How does an open redirect combine with OAuth to become more serious?

This is where an open redirect stops being purely a phishing helper and becomes a genuine data-theft vector: OAuth and OpenID Connect flows pass an authorization code or, in older/misconfigured implicit-flow implementations, an access token directly in the redirect URL back to a registered "redirect_uri." If an application's OAuth implementation validates the redirect URI too loosely — for instance, checking only that it starts with the expected domain rather than matching the full path exactly — and that domain also hosts an open redirect elsewhere in the application, an attacker can potentially chain the two: get the OAuth provider to send the authorization code or token to the legitimate redirect URI, which the open redirect then forwards on to an attacker-controlled endpoint, exposing the token or code and effectively hijacking the login session. This is precisely why the OAuth 2.0 security best-practice guidance is emphatic about exact-match redirect URI validation rather than prefix or substring matching — a loosely validated redirect URI turns any open redirect elsewhere on the same domain into a session-hijacking primitive.

How do you actually prevent open redirect vulnerabilities?

The most reliable fix is avoiding user-controlled redirect targets entirely wherever possible — if the set of legitimate post-action destinations is small and known (a dashboard, a settings page, a handful of marketing landing pages), use an internal reference or index into a server-side allow-list rather than accepting a raw URL from the client at all. Where a raw destination genuinely must be accepted — for example, "return to whatever page the user was on before login," which could be nearly anywhere in the app — validate that it's a relative path within your own application (rejecting anything starting with http://, https://, //, or containing an @ sign that could smuggle a different host past a naive check) rather than trying to blocklist known-bad patterns, since blocklists for URL parsing tend to have bypasses.

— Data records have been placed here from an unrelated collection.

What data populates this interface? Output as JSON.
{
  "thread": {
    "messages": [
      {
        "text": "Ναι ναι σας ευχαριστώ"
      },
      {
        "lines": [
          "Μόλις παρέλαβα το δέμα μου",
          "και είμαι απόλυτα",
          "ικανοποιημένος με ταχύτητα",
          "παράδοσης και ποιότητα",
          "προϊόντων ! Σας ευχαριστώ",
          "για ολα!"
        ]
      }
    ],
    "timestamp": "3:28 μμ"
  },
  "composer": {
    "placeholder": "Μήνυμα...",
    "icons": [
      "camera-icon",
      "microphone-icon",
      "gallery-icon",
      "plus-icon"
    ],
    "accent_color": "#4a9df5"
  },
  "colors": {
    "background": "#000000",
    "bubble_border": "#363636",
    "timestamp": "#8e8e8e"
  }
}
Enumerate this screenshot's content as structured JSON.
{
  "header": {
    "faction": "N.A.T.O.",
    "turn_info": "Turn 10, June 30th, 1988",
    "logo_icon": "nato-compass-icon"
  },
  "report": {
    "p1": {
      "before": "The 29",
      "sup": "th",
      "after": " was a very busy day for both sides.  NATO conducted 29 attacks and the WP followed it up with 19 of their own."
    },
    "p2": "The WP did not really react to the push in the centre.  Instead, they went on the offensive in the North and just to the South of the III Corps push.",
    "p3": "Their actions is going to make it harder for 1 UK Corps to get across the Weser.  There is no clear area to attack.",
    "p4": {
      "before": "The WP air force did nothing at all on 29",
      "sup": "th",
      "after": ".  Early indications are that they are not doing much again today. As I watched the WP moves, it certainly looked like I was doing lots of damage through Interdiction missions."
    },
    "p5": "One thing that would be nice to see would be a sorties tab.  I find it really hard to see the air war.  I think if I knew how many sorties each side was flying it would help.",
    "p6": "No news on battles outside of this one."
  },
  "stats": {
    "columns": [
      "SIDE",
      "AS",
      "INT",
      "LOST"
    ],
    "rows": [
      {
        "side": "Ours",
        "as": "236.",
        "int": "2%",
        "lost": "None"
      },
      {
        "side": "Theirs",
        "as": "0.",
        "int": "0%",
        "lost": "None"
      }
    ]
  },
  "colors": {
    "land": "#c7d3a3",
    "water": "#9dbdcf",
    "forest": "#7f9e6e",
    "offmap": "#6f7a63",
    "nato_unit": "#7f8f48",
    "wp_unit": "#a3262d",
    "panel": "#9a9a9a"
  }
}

For OAuth and OIDC implementations specifically, enforce exact-match redirect URI validation, registered in advance, with no wildcard or prefix matching permitted.

How Safeguard Helps

Safeguard's dynamic application security testing exercises live application endpoints for exactly this class of issue, flagging redirect parameters that accept arbitrary external destinations without allow-list validation, so the finding surfaces from actual request/response behavior rather than a purely theoretical code-pattern match. See the SAST/DAST product page for how static and dynamic scanning combine to catch both the vulnerable code pattern and its live, exploitable behavior.

FAQ

Is an open redirect the same thing as a CSRF vulnerability?

No — they're different flaw classes. Open redirects abuse an application's own redirect logic to send users to an external destination; CSRF abuses a victim's authenticated session to make an unwanted request on their behalf. They're sometimes combined in attack chains but are distinct vulnerabilities.

Why do bug bounty programs sometimes pay very little for open redirects?

Because in isolation an open redirect rarely leads to direct data exposure or account compromise, many programs score it as low severity unless the researcher demonstrates a realistic exploitation chain — such as combining it with a loosely validated OAuth redirect URI to show actual token or session exposure.

Can an open redirect be fixed just by blocklisting known malicious domains?

No — blocklisting specific bad domains doesn't scale and misses new attacker-controlled domains entirely. The reliable fix is allow-listing expected destinations or restricting redirects to relative, in-application paths rather than trying to enumerate bad external URLs.

Does HTTPS prevent open redirect attacks?

No — HTTPS protects the confidentiality and integrity of the connection itself, but it has no bearing on whether an application validates a redirect destination. An open redirect works identically whether the vulnerable site and the attacker's destination are both served over HTTPS.